In: Statistics and Probability
When fitting a multiple regression model, you should check for independence of observations and the absence of multicollinearity. Discuss how you would check appropriate statistics and/or plots.
(a) When we run a multiple regression, we hope to be able to
generalize the sample model to the entire population. To do this,
several assumptions must be met including: No Multicollinearity
Homoscedasticity Independent Errors Normally-distributed
Errors
Explain what is meant by each of these assumptions and describe the
checks that you would undertake to validate that there has been no
violation.
1 multiple linear regression analysis requires that the errors between observed and predicted values (i.e., the residuals of the regression) should be normally distributed. This assumption may be checked by looking at a histogram or a Q-Q-Plot. Normality can also be checked with a goodness of fit test (e.g., the Kolmogorov-Smirnov test), though this test must be conducted on the residuals themselves.
2 multiple linear regression assumes that there is no multicollinearity in the data. Multicollinearity occurs when the independent variables are too highly correlated with each other.
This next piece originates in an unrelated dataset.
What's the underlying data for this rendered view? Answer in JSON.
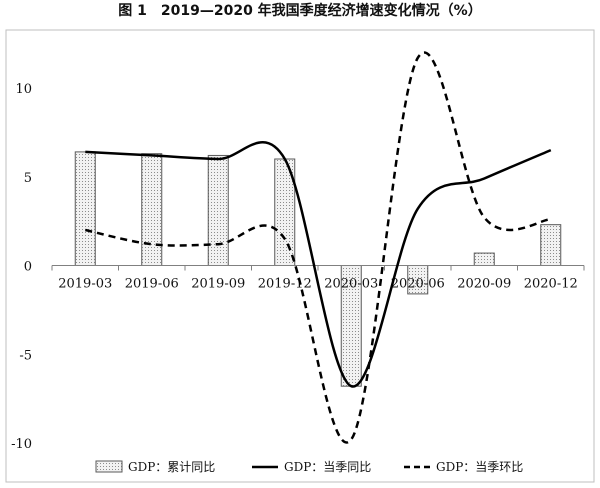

Multicollinearity may be checked multiple ways:
1) Correlation matrix – When computing a matrix of Pearson’s bivariate correlations among all independent variables, the magnitude of the correlation coefficients should be less than .80.
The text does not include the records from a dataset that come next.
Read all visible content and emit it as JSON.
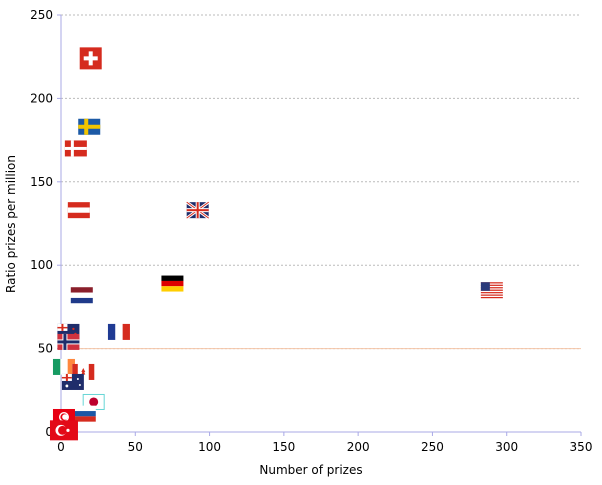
{
  "chart_data": {
    "type": "scatter",
    "xlabel": "Number of prizes",
    "ylabel": "Ratio prizes per million",
    "xlim": [
      0,
      350
    ],
    "ylim": [
      0,
      250
    ],
    "x_ticks": [
      0,
      50,
      100,
      150,
      200,
      250,
      300,
      350
    ],
    "y_ticks": [
      0,
      50,
      100,
      150,
      200,
      250
    ],
    "grid": "horizontal dashed",
    "reference_line": {
      "y": 50,
      "color": "#f5c6a8"
    },
    "colors": {
      "axis": "#a9a9e6",
      "grid": "#bbbbbb",
      "flag_red": "#d52b1e",
      "flag_blue": "#1f3a8a",
      "flag_yellow": "#f2c500"
    },
    "points": [
      {
        "country": "Switzerland",
        "flag": "switzerland-flag",
        "x": 20,
        "y": 224
      },
      {
        "country": "Sweden",
        "flag": "sweden-flag",
        "x": 19,
        "y": 183
      },
      {
        "country": "Denmark",
        "flag": "denmark-flag",
        "x": 10,
        "y": 170
      },
      {
        "country": "Austria",
        "flag": "austria-flag",
        "x": 12,
        "y": 133
      },
      {
        "country": "United Kingdom",
        "flag": "uk-flag",
        "x": 92,
        "y": 133
      },
      {
        "country": "Germany",
        "flag": "germany-flag",
        "x": 75,
        "y": 89
      },
      {
        "country": "Netherlands",
        "flag": "netherlands-flag",
        "x": 14,
        "y": 82
      },
      {
        "country": "United States",
        "flag": "usa-flag",
        "x": 290,
        "y": 85
      },
      {
        "country": "France",
        "flag": "france-flag",
        "x": 39,
        "y": 60
      },
      {
        "country": "New Zealand",
        "flag": "newzealand-flag",
        "x": 5,
        "y": 60
      },
      {
        "country": "Norway",
        "flag": "norway-flag",
        "x": 5,
        "y": 54
      },
      {
        "country": "Ireland",
        "flag": "ireland-flag",
        "x": 2,
        "y": 39
      },
      {
        "country": "Canada",
        "flag": "canada-flag",
        "x": 15,
        "y": 36
      },
      {
        "country": "Australia",
        "flag": "australia-flag",
        "x": 8,
        "y": 30
      },
      {
        "country": "Japan",
        "flag": "japan-flag",
        "x": 22,
        "y": 18
      },
      {
        "country": "Russia",
        "flag": "russia-flag",
        "x": 16,
        "y": 11
      },
      {
        "country": "Tunisia",
        "flag": "tunisia-flag",
        "x": 2,
        "y": 9
      },
      {
        "country": "Turkey",
        "flag": "turkey-flag",
        "x": 2,
        "y": 1
      }
    ]
  }
}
2) Variance Inflation Factor (VIF) – The VIFs of the linear regression indicate the degree that the variances in the regression estimates are increased due to multicollinearity. VIF values higher than 10 indicate that multicollinearity is a problem.
3 A scatterplot of residuals versus predicted values is good way to check for homoscedasticity. If the data are heteroscedastic, a non-linear data transformation or addition of a quadratic term might fix the problem.
4
Independent errors: This means that residuals should be uncorrelated.this can be checked using Durbin Watson test.